Reddit user /u/p3t3or posted their discovery of the new ads to the /r/cordcutters subreddit this weekend. “Welp, this is the last time I purchase or recommend a Roku,” they said. “After a Sleep Number commercial, I just got a Roku ad sidebar while watching live TV. Really loved the Roku experience up until now, but this is a deal breaker.” The user attached a photo of their Sharp flatscreen (presumably with a detachable Roku device plugged in) playing live football, with an interactive pop-up ad displayed on the left side of the screen.
Perhaps just as interesting as the ad itself is its timing. According to /u/p3t3or, the Sleep Number pop-up appeared on their screen immediately following a commercial Sleep Number. Other Reddit users have wondered whether Roku has an agreement with live TV providers to encourage interaction with an advertiser after their commercial has played, to reduce the likelihood that a customer will forget about or lose interest in a product shortly after seeing it on screen. Of course, without Roku’s commentary (which it hasn’t provided so far) it’s easy to speculate on what might be going on behind the scenes. It’s also unclear at this point whether this affects all of Roku’s devices or just some.

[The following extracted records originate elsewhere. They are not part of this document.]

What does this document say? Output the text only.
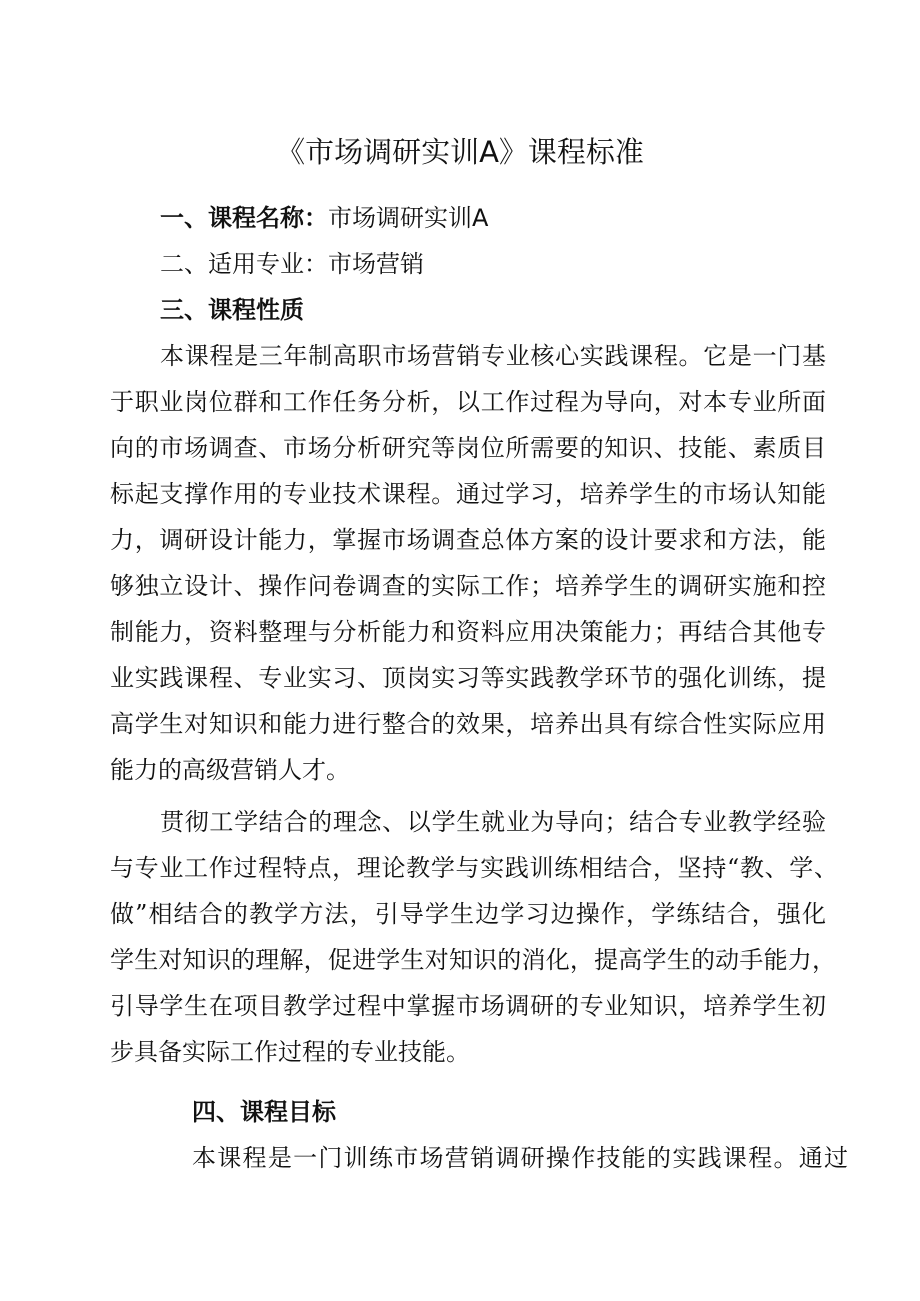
《市场调研实训A》课程标准
一、课程名称：市场调研实训A
二、适用专业：市场营销
三、课程性质
本课程是三年制高职市场营销专业核心实践课程。它是一门基
于职业岗位群和工作任务分析，以工作过程为导向，对本专业所面
向的市场调查、市场分析研究等岗位所需要的知识、技能、素质目
标起支撑作用的专业技术课程。通过学习，培养学生的市场认知能
力，调研设计能力，掌握市场调查总体方案的设计要求和方法，能
够独立设计、操作问卷调查的实际工作；培养学生的调研实施和控
制能力，资料整理与分析能力和资料应用决策能力；再结合其他专
业实践课程、专业实习、顶岗实习等实践教学环节的强化训练，提
高学生对知识和能力进行整合的效果，培养出具有综合性实际应用
能力的高级营销人才。
贯彻工学结合的理念、以学生就业为导向；结合专业教学经验
与专业工作过程特点，理论教学与实践训练相结合，坚持“教、学、
做”相结合的教学方法，引导学生边学习边操作，学练结合，强化
学生对知识的理解，促进学生对知识的消化，提高学生的动手能力，
引导学生在项目教学过程中掌握市场调研的专业知识，培养学生初
步具备实际工作过程的专业技能。
四、课程目标
本课程是一门训练市场营销调研操作技能的实践课程。通过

Ads aren’t at all new to the streaming experience. Virtually all streaming devices, from Roku and Amazon’s Fire Stick to Apple TV and Google’s Chromecast, have long built ads into their software, where they’re visible as you scroll for something interesting to watch. Android and Samsung TVs do the same. To be subjected to ads at the exact same time you’re trying to enjoy a service you already pay for, however, is something else entirely.

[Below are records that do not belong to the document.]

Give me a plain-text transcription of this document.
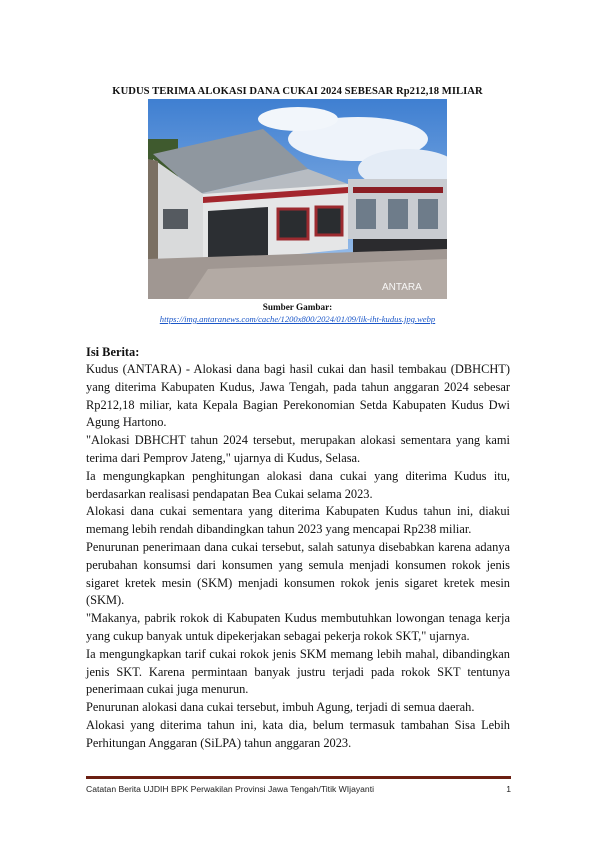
KUDUS TERIMA ALOKASI DANA CUKAI 2024 SEBESAR Rp212,18 MILIAR
ANTARA
Sumber Gambar:
https://img.antaranews.com/cache/1200x800/2024/01/09/lik-iht-kudus.jpg.webp
Isi Berita:

Kudus (ANTARA) - Alokasi dana bagi hasil cukai dan hasil tembakau (DBHCHT) yang diterima Kabupaten Kudus, Jawa Tengah, pada tahun anggaran 2024 sebesar Rp212,18 miliar, kata Kepala Bagian Perekonomian Setda Kabupaten Kudus Dwi Agung Hartono.

"Alokasi DBHCHT tahun 2024 tersebut, merupakan alokasi sementara yang kami terima dari Pemprov Jateng," ujarnya di Kudus, Selasa.

Ia mengungkapkan penghitungan alokasi dana cukai yang diterima Kudus itu, berdasarkan realisasi pendapatan Bea Cukai selama 2023.

Alokasi dana cukai sementara yang diterima Kabupaten Kudus tahun ini, diakui memang lebih rendah dibandingkan tahun 2023 yang mencapai Rp238 miliar.

Penurunan penerimaan dana cukai tersebut, salah satunya disebabkan karena adanya perubahan konsumsi dari konsumen yang semula menjadi konsumen rokok jenis sigaret kretek mesin (SKM) menjadi konsumen rokok jenis sigaret kretek mesin (SKM).

"Makanya, pabrik rokok di Kabupaten Kudus membutuhkan lowongan tenaga kerja yang cukup banyak untuk dipekerjakan sebagai pekerja rokok SKT," ujarnya.

Ia mengungkapkan tarif cukai rokok jenis SKM memang lebih mahal, dibandingkan jenis SKT. Karena permintaan banyak justru terjadi pada rokok SKT tentunya penerimaan cukai juga menurun.

Penurunan alokasi dana cukai tersebut, imbuh Agung, terjadi di semua daerah.

Alokasi yang diterima tahun ini, kata dia, belum termasuk tambahan Sisa Lebih Perhitungan Anggaran (SiLPA) tahun anggaran 2023.

Catatan Berita UJDIH BPK Perwakilan Provinsi Jawa Tengah/Titik WIjayanti	1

According to a handful of Roku users, this “feature” can be disabled in the device’s privacy settings. But the option to disable banner ads may not necessarily stick around; if it’s in the company’s best financial interest to keep placing the ads, they might remove the toggle entirely. After all, advertising companies (and that’s often what smart TV manufacturers are) make their money by boasting high levels of viewership to their clients, who pay for as many eyes as possible to see their product on the screen. Some users have pointed out that the option to disable certain types of ads has been around for a while, though, so Roku may have the user experience in mind a bit more than they currently deserve credit for.